Industry Updates

Almost no ESG funds meet EU’s Ecolabel criteria, ESMA warns

Less than 1% of Article 8 and 9 funds would meet the requirements

Theo Andrew

EU Europe green transition renewable energy

Almost no sustainable funds meet the minimum criteria required for the European Union’s proposed Ecolabel, the European Securities and Markets Authority (ESMA) has warned.

Analysis by ESMA, which sampled 3,000 ESG-focused UCITS funds with €1trn assets under management, found just 16 – or 0.5% – met the portfolio greenness threshold of 50% as well as specified exclusionary metrics required by the label.

The Ecolabel is an EU-wide label awarded to green products and services. A version of the label for retail financial products is being considered in a bid to help retail investors make decisions on the sustainability of financial products.
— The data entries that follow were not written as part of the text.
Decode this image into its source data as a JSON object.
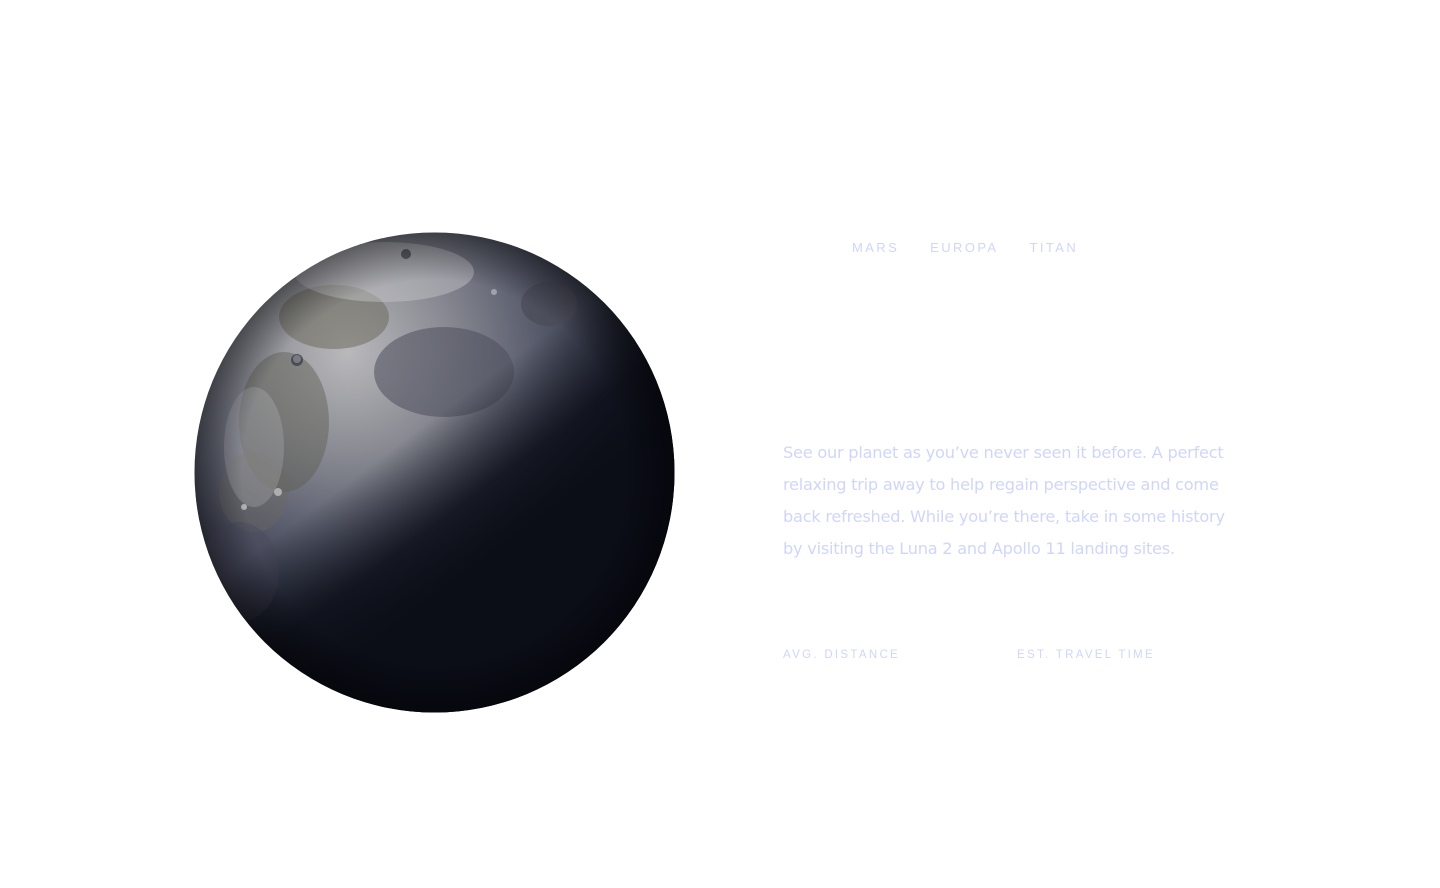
{
  "tabs": [
    {
      "label": "MARS"
    },
    {
      "label": "EUROPA"
    },
    {
      "label": "TITAN"
    }
  ],
  "description": "See our planet as you’ve never seen it before. A perfect relaxing trip away to help regain perspective and come back refreshed. While you’re there, take in some history by visiting the Luna 2 and Apollo 11 landing sites.",
  "stats": {
    "distance_label": "AVG. DISTANCE",
    "travel_label": "EST. TRAVEL TIME"
  },
  "colors": {
    "text_light": "#d0d6f9",
    "background": "#ffffff",
    "planet_dark": "#0b0d17"
  }
}
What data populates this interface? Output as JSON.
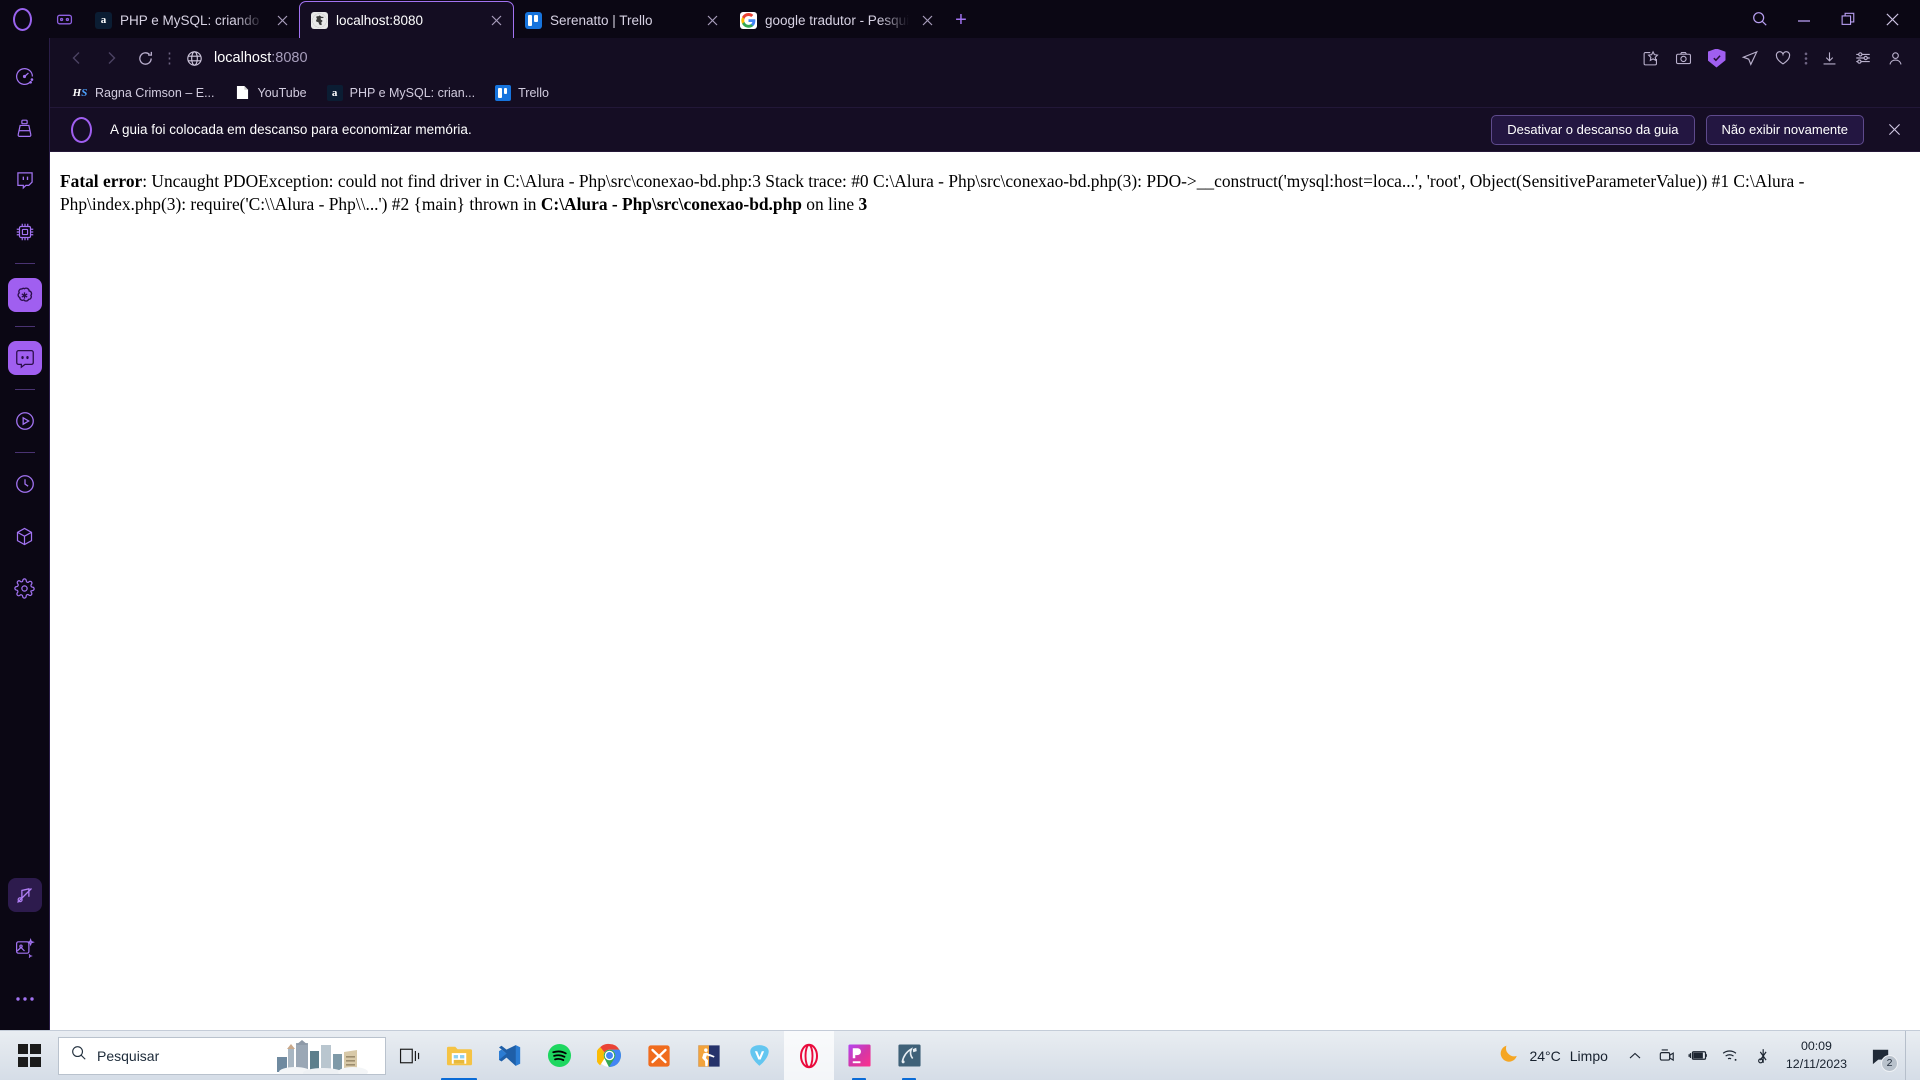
{
  "browser": {
    "name": "Opera",
    "tabs": [
      {
        "title": "PHP e MySQL: criando sua",
        "favicon": "alura-icon",
        "active": false
      },
      {
        "title": "localhost:8080",
        "favicon": "globe-dark-icon",
        "active": true
      },
      {
        "title": "Serenatto | Trello",
        "favicon": "trello-icon",
        "active": false
      },
      {
        "title": "google tradutor - Pesquisa",
        "favicon": "google-icon",
        "active": false
      }
    ],
    "new_tab_label": "+",
    "window_controls": {
      "search": "search-icon",
      "minimize": "minimize-icon",
      "maximize": "maximize-icon",
      "close": "close-icon"
    },
    "toolbar": {
      "back": "back-arrow-icon",
      "forward": "forward-arrow-icon",
      "reload": "reload-icon",
      "page_actions": "vertical-dots-icon",
      "site_icon": "globe-icon",
      "url_host": "localhost",
      "url_port": ":8080",
      "right_icons": [
        "edit-pin-icon",
        "snapshot-camera-icon",
        "vpn-shield-icon",
        "send-to-icon",
        "heart-icon",
        "vertical-dots-icon",
        "downloads-icon",
        "easy-setup-icon",
        "profile-icon"
      ]
    },
    "bookmarks": [
      {
        "label": "Ragna Crimson – E...",
        "icon": "hs-icon"
      },
      {
        "label": "YouTube",
        "icon": "document-icon"
      },
      {
        "label": "PHP e MySQL: crian...",
        "icon": "alura-icon"
      },
      {
        "label": "Trello",
        "icon": "trello-icon"
      }
    ],
    "sidebar": {
      "items": [
        {
          "name": "speed-dial-icon"
        },
        {
          "name": "cleaner-broom-icon"
        },
        {
          "name": "twitch-icon"
        },
        {
          "name": "cpu-chip-icon"
        },
        {
          "name": "chatgpt-icon"
        },
        {
          "name": "discord-icon"
        },
        {
          "name": "player-icon"
        },
        {
          "name": "history-clock-icon"
        },
        {
          "name": "cube-icon"
        },
        {
          "name": "settings-gear-icon"
        },
        {
          "name": "music-mute-icon"
        },
        {
          "name": "image-sparkle-icon"
        },
        {
          "name": "more-dots-icon"
        }
      ]
    },
    "notification": {
      "icon": "opera-logo-icon",
      "message": "A guia foi colocada em descanso para economizar memória.",
      "primary_button": "Desativar o descanso da guia",
      "secondary_button": "Não exibir novamente",
      "close": "close-icon"
    }
  },
  "page": {
    "error": {
      "label": "Fatal error",
      "segment_1": ": Uncaught PDOException: could not find driver in C:\\Alura - Php\\src\\conexao-bd.php:3 Stack trace: #0 C:\\Alura - Php\\src\\conexao-bd.php(3): PDO->__construct('mysql:host=loca...', 'root', Object(SensitiveParameterValue)) #1 C:\\Alura - Php\\index.php(3): require('C:\\\\Alura - Php\\\\...') #2 {main} thrown in ",
      "file_bold": "C:\\Alura - Php\\src\\conexao-bd.php",
      "segment_2": " on line ",
      "line_bold": "3"
    }
  },
  "taskbar": {
    "start": "windows-start-icon",
    "search_placeholder": "Pesquisar",
    "search_icon": "search-icon",
    "task_view": "task-view-icon",
    "apps": [
      {
        "name": "file-explorer-icon",
        "running": true,
        "active": false
      },
      {
        "name": "vscode-icon",
        "running": false,
        "active": false
      },
      {
        "name": "spotify-icon",
        "running": false,
        "active": false
      },
      {
        "name": "chrome-icon",
        "running": false,
        "active": false
      },
      {
        "name": "xampp-icon",
        "running": false,
        "active": false
      },
      {
        "name": "csgo-icon",
        "running": false,
        "active": false
      },
      {
        "name": "vivaldi-icon",
        "running": false,
        "active": false
      },
      {
        "name": "opera-icon",
        "running": true,
        "active": true
      },
      {
        "name": "phpstorm-icon",
        "running": true,
        "active": false
      },
      {
        "name": "mysql-workbench-icon",
        "running": true,
        "active": false
      }
    ],
    "tray": {
      "weather_icon": "moon-icon",
      "temperature": "24°C",
      "condition": "Limpo",
      "overflow": "chevron-up-icon",
      "icons": [
        "camera-privacy-icon",
        "battery-charging-icon",
        "wifi-icon",
        "bluetooth-audio-icon"
      ],
      "time": "00:09",
      "date": "12/11/2023",
      "notification_icon": "notification-icon",
      "notification_count": "2"
    }
  }
}
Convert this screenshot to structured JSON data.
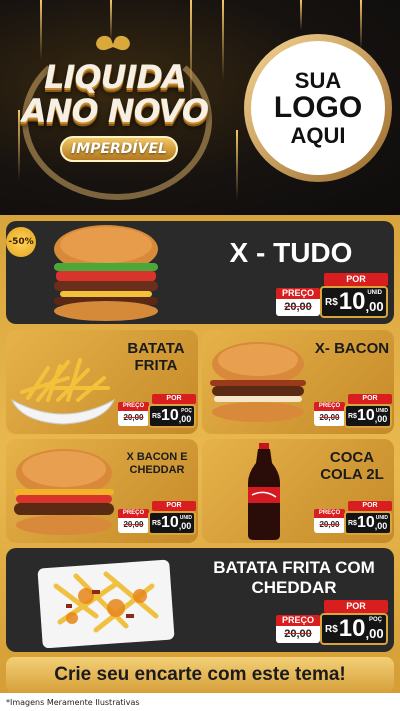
{
  "header": {
    "promo_line1": "LIQUIDA",
    "promo_line2": "ANO NOVO",
    "promo_badge": "IMPERDÍVEL",
    "logo_line1": "SUA",
    "logo_line2": "LOGO",
    "logo_line3": "AQUI"
  },
  "discount_badge": "-50%",
  "products": [
    {
      "name": "X - TUDO",
      "old_label": "PREÇO",
      "old_price": "20,00",
      "por": "POR",
      "currency": "R$",
      "price_int": "10",
      "price_cents": ",00",
      "unit": "UNID"
    },
    {
      "name": "BATATA FRITA",
      "old_label": "PREÇO",
      "old_price": "20,00",
      "por": "POR",
      "currency": "R$",
      "price_int": "10",
      "price_cents": ",00",
      "unit": "POÇ"
    },
    {
      "name": "X- BACON",
      "old_label": "PREÇO",
      "old_price": "20,00",
      "por": "POR",
      "currency": "R$",
      "price_int": "10",
      "price_cents": ",00",
      "unit": "UNID"
    },
    {
      "name": "X BACON E CHEDDAR",
      "old_label": "PREÇO",
      "old_price": "20,00",
      "por": "POR",
      "currency": "R$",
      "price_int": "10",
      "price_cents": ",00",
      "unit": "UNID"
    },
    {
      "name": "COCA COLA 2L",
      "old_label": "PREÇO",
      "old_price": "20,00",
      "por": "POR",
      "currency": "R$",
      "price_int": "10",
      "price_cents": ",00",
      "unit": "UNID"
    },
    {
      "name": "BATATA FRITA COM CHEDDAR",
      "old_label": "PREÇO",
      "old_price": "20,00",
      "por": "POR",
      "currency": "R$",
      "price_int": "10",
      "price_cents": ",00",
      "unit": "POÇ"
    }
  ],
  "footer": {
    "cta": "Crie seu encarte com este tema!",
    "disclaimer": "*Imagens Meramente Ilustrativas"
  },
  "colors": {
    "gold": "#d8a43c",
    "dark": "#2a2a2a",
    "red": "#d81e1e"
  }
}
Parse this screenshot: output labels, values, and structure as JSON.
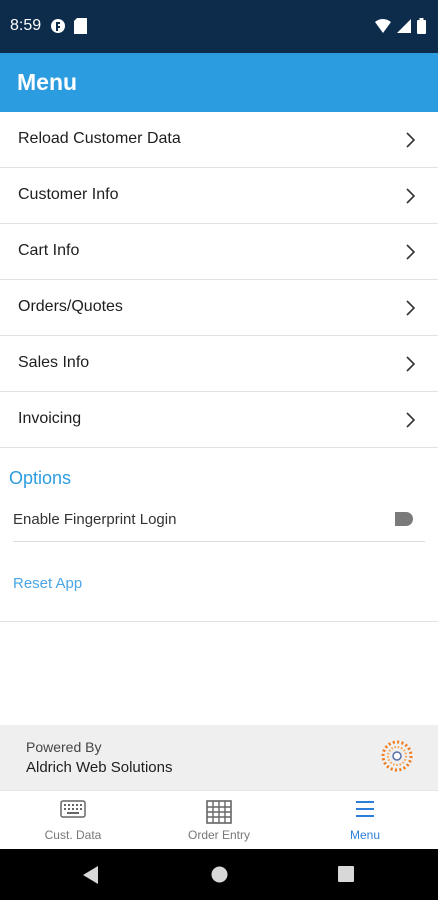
{
  "status": {
    "time": "8:59"
  },
  "appbar": {
    "title": "Menu"
  },
  "menu": {
    "items": [
      {
        "label": "Reload Customer Data"
      },
      {
        "label": "Customer Info"
      },
      {
        "label": "Cart Info"
      },
      {
        "label": "Orders/Quotes"
      },
      {
        "label": "Sales Info"
      },
      {
        "label": "Invoicing"
      }
    ]
  },
  "options": {
    "title": "Options",
    "fingerprint_label": "Enable Fingerprint Login",
    "fingerprint_enabled": false,
    "reset_label": "Reset App"
  },
  "footer": {
    "powered_by": "Powered By",
    "company": "Aldrich Web Solutions"
  },
  "tabs": [
    {
      "label": "Cust. Data",
      "icon": "keyboard-icon"
    },
    {
      "label": "Order Entry",
      "icon": "grid-icon"
    },
    {
      "label": "Menu",
      "icon": "hamburger-menu-icon",
      "active": true
    }
  ],
  "colors": {
    "accent": "#2c9ce0",
    "statusbar": "#0d2b4a",
    "active_tab": "#2c7fd9"
  }
}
However, disagreements remain over how stringent the requirements should be with the regulator treading a fine line between boosting the number of funds using the label and damaging its credibility.

The analysis, which used data from Morningstar, includes exclusively funds labelled Article 8 and Article 9 under the Sustainable Finance Disclosure Regulation (SFDR).

ESMA found just 26 funds – less than 1% of its sample – have a portfolio greenness ratio above 50% including 10 Article 8 and 16 Article 9 funds.

It said relaxing the 50% requirement, which it said is high compared to green fund labels that already exist in some EU countries, would boost numbers significantly. According to the survey, 69 funds would meet a 40% threshold and 136 funds would meet a 30% threshold.

On the other requirement, a portfolio’s exclusionary metric, ESMA found just 73% of funds had at least some exposure to fossil fuels, meaning they would not qualify for an ecolabel.

ESMA said when combining the portfolio greenness ratio and ESG exclusions just 16 funds met the requirements of the Ecolabel.

“The EU Ecolabel for retail financial products could bring benefits to investors by introducing minimum sustainability criteria based on standardised definitions and increasing transparency”, ESMA said.

“However, its success would depend on its perceived credibility and the level of take-up by product managers.”

Despite this, the industry body said less stringent requirements would draw in more investment into a low-carbon economy in the future.

“Looser requirements should lead to a higher offering of Ecolabel products, which may draw in a larger number of investors and volumes of financing, provided that such actions do not damage the credibility of the Ecolabel,” it added.

Furthermore, tighter requirements would get easier to meet over time as the EU Taxonomy grows and more companies start their transition to a greener future, ESMA said.

The report comes as the asset management industry struggles to get to grips with the ‘level 2’ of SFDR which came into effect on 1 January.

Roughly €50bn of Paris-Aligned Benchmark and Climate Transition Benchmark ETFs have downgraded from Article 9 to Article 8 in recent months as issuers such as BlackRock, Amundi and DWS bid to bring their products in line with the updated regulation.

In November, ESMA launched a consultation to introduce a minimum threshold of 50% sustainable investments for funds using their ‘sustainable’ in their name and an 80% threshold for funds using ESG.